Privacy

Intimate Images: The UK’s Planned Takedown Rule

Published: Feb. 24, 2026

The UK government plans to pass a law which will force tech companies that allow users to share content to remove intimate images shared without consent within 48 hours of receiving notification. 

The offence of sharing intimate images without consent is already designated as a “priority offence” under the Online Safety Act 2023, requiring regulated platforms to take proactive steps to mitigate the risk of such content appearing.

The plans are to be implemented through an amendment to the Crime and Policing Bill, which remains subject to parliamentary passage before it becomes law.  

For tech companies operating in or serving the UK market, this is more than a content moderation tweak. The plans signal a structural shift in regulatory expectations; one that blends reactive takedown mandates with proactive prevention requirements and meaningful enforcement risk. 

The plans, which share significant similarities with the United States’ TAKE IT DOWN Act, also reflect the emergence of a consensus on the response to online non-consensual intimate imagery. The TAKE IT DOWN law and these UK proposals are designed to apply to both real and digitally manipulated images, and both impose strict obligations on covered platforms who receive reports of such images, including a 48-hour takedown requirement.

From Notice-to-Takedown 

The 48-hour takedown requirement would formalize a strict timeline: once a victim has reported an image and the platform is notified, the platform would be required to remove the non-consensual intimate image within 48 hours. While many major platforms already operate faster than this in practice, the amendment would create a legal compulsion backed by significant fines, if enacted. Furthermore, the proposal would require that once a non-consensual image is reported, platforms must take reasonable steps to ensure that the same image is removed across services and automatically blocked from being re-uploaded. 

Enforcement With Teeth

The non-compliance risks would be substantial, including fines of up to 10% of global revenue and, in certain cases, services being blocked in the UK.

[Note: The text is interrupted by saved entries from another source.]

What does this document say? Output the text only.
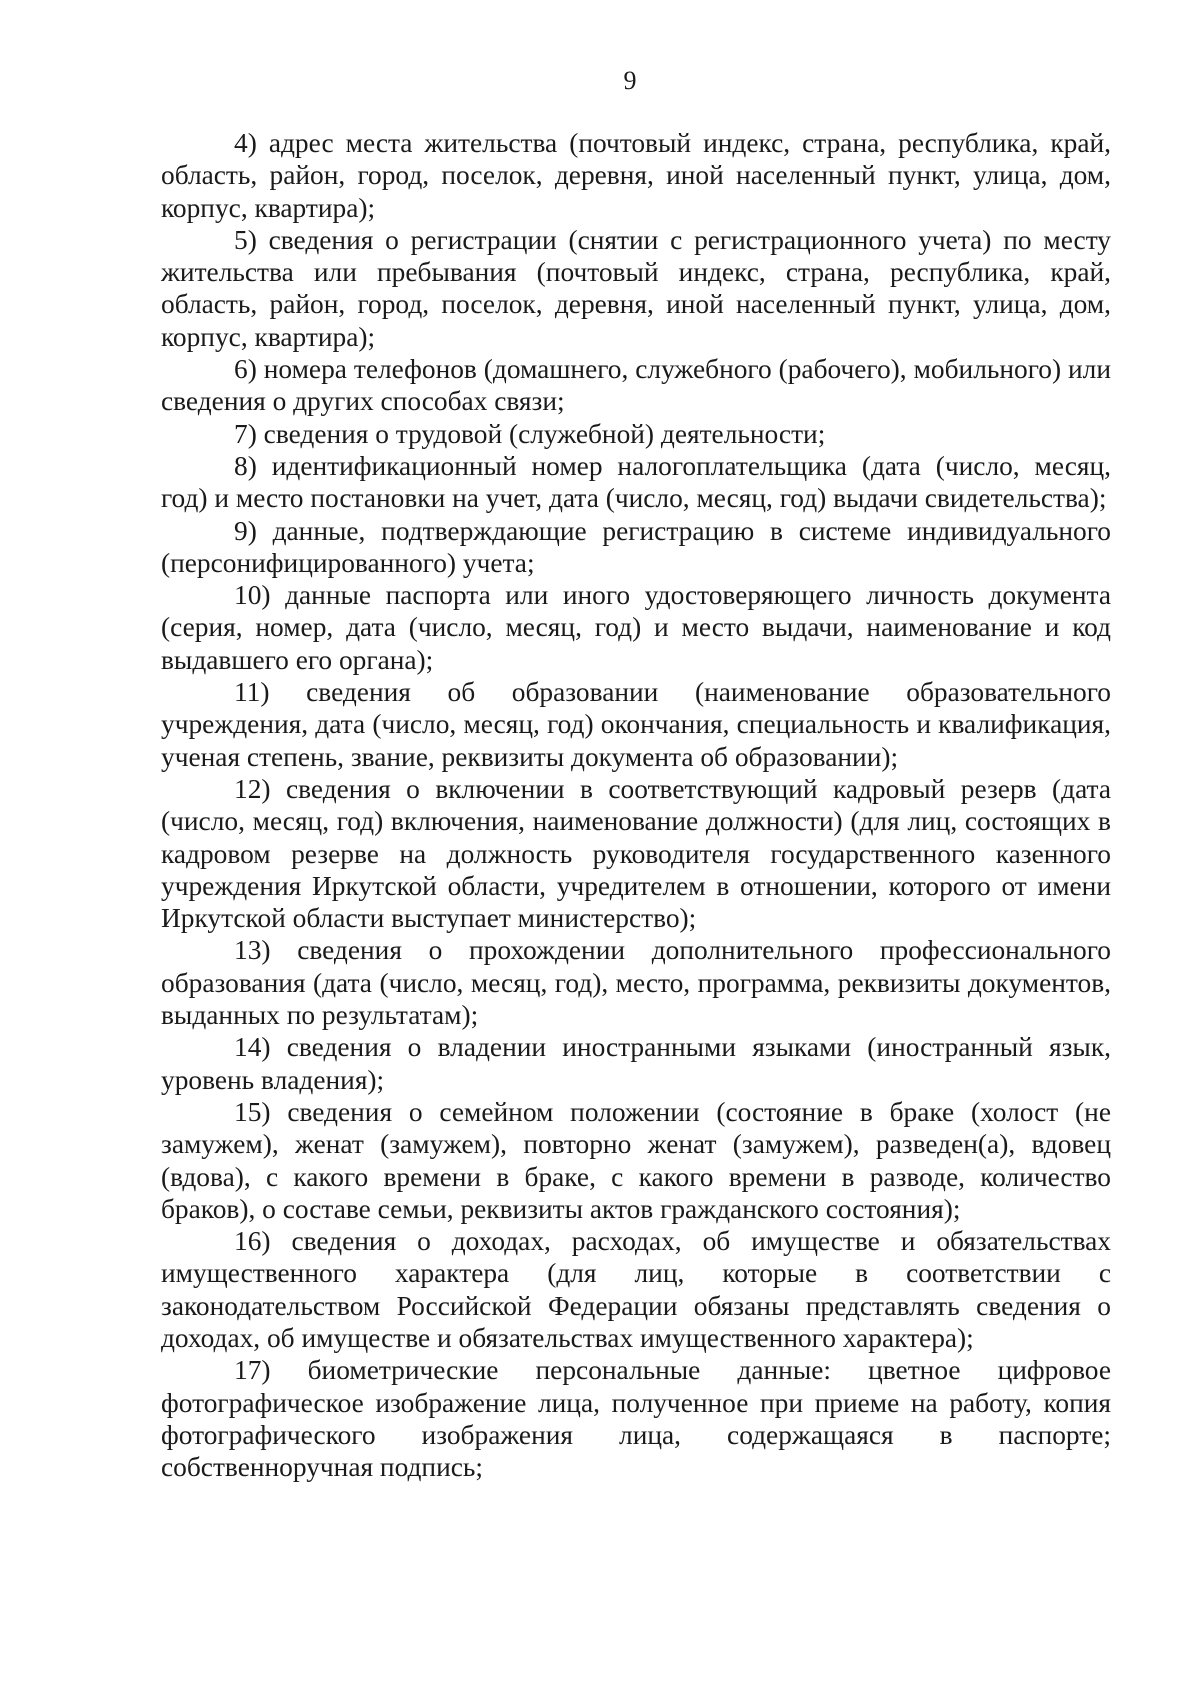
9

4) адрес места жительства (почтовый индекс, страна, республика, край, область, район, город, поселок, деревня, иной населенный пункт, улица, дом, корпус, квартира);

5) сведения о регистрации (снятии с регистрационного учета) по месту жительства или пребывания (почтовый индекс, страна, республика, край, область, район, город, поселок, деревня, иной населенный пункт, улица, дом, корпус, квартира);

6) номера телефонов (домашнего, служебного (рабочего), мобильного) или сведения о других способах связи;

7) сведения о трудовой (служебной) деятельности;

8) идентификационный номер налогоплательщика (дата (число, месяц, год) и место постановки на учет, дата (число, месяц, год) выдачи свидетельства);

9) данные, подтверждающие регистрацию в системе индивидуального (персонифицированного) учета;

10) данные паспорта или иного удостоверяющего личность документа (серия, номер, дата (число, месяц, год) и место выдачи, наименование и код выдавшего его органа);

11) сведения об образовании (наименование образовательного учреждения, дата (число, месяц, год) окончания, специальность и квалификация, ученая степень, звание, реквизиты документа об образовании);

12) сведения о включении в соответствующий кадровый резерв (дата (число, месяц, год) включения, наименование должности) (для лиц, состоящих в кадровом резерве на должность руководителя государственного казенного учреждения Иркутской области, учредителем в отношении, которого от имени Иркутской области выступает министерство);

13) сведения о прохождении дополнительного профессионального образования (дата (число, месяц, год), место, программа, реквизиты документов, выданных по результатам);

14) сведения о владении иностранными языками (иностранный язык, уровень владения);

15) сведения о семейном положении (состояние в браке (холост (не замужем), женат (замужем), повторно женат (замужем), разведен(а), вдовец (вдова), с какого времени в браке, с какого времени в разводе, количество браков), о составе семьи, реквизиты актов гражданского состояния);

16) сведения о доходах, расходах, об имуществе и обязательствах имущественного характера (для лиц, которые в соответствии с законодательством Российской Федерации обязаны представлять сведения о доходах, об имуществе и обязательствах имущественного характера);

17) биометрические персональные данные: цветное цифровое фотографическое изображение лица, полученное при приеме на работу, копия фотографического изображения лица, содержащаяся в паспорте; собственноручная подпись;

Operational Implications for Platforms

For tech industry professionals, several operational questions arise:

  1. Detection Systems: Are existing moderation tools sufficiently tuned to identify non-consensual intimate imagery, including AI-generated “nudified” images? The rise of generative AI tools significantly complicates classification and enforcement.
  2. Hash-Sharing Infrastructure: The government has signalled support for digital marking systems that prevent re-uploads. Platforms may need to invest in or expand cross-platform hash-sharing partnerships, similar to those used for CSAM detection.
  3. User Reporting Flows: The 48-hour clock starts upon notification. Platforms must ensure reporting mechanisms are accessible, efficient, and capable of triaging cases quickly and accurately.
  4. Cross-Jurisdictional Harmonization: The UK’s proposal aligns with steps being taken by other governments. Regulators in the EU, Australia, and the U.S. are increasingly focused on image-based abuse and AI-facilitated exploitation. Companies should evaluate whether a globally harmonized approach is more sustainable than piecemeal regional compliance.

AI and the Expanding Definition of Harm

Notably, the announcement also contemplates coverage of AI “nudification” tools and chatbots used to generate abusive imagery. This reflects a broader regulatory trend: lawmakers are no longer treating generative AI harms as speculative future risks. They are seeking to mitigate them directly through statutory obligations.

For AI developers and platforms integrating generative capabilities, this reinforces the need for guardrails at the model and product design level, not just at the moderation layer. 

A Broader Policy Signal

At a policy level, this move reflects the UK government’s framing of violence against women and girls as a national priority that extends into digital environments. The comparison of intimate image abuse to other high-severity online harms suggests regulators are recalibrating how they weigh dignity, privacy, and psychological harm against traditional speech considerations. For industry leaders, whilst the detailed statutory language and enforcement mechanisms are still being finalised, the takeaway is clear: intimate image abuse is becoming a top-tier regulatory focus. Reactive moderation alone will not suffice.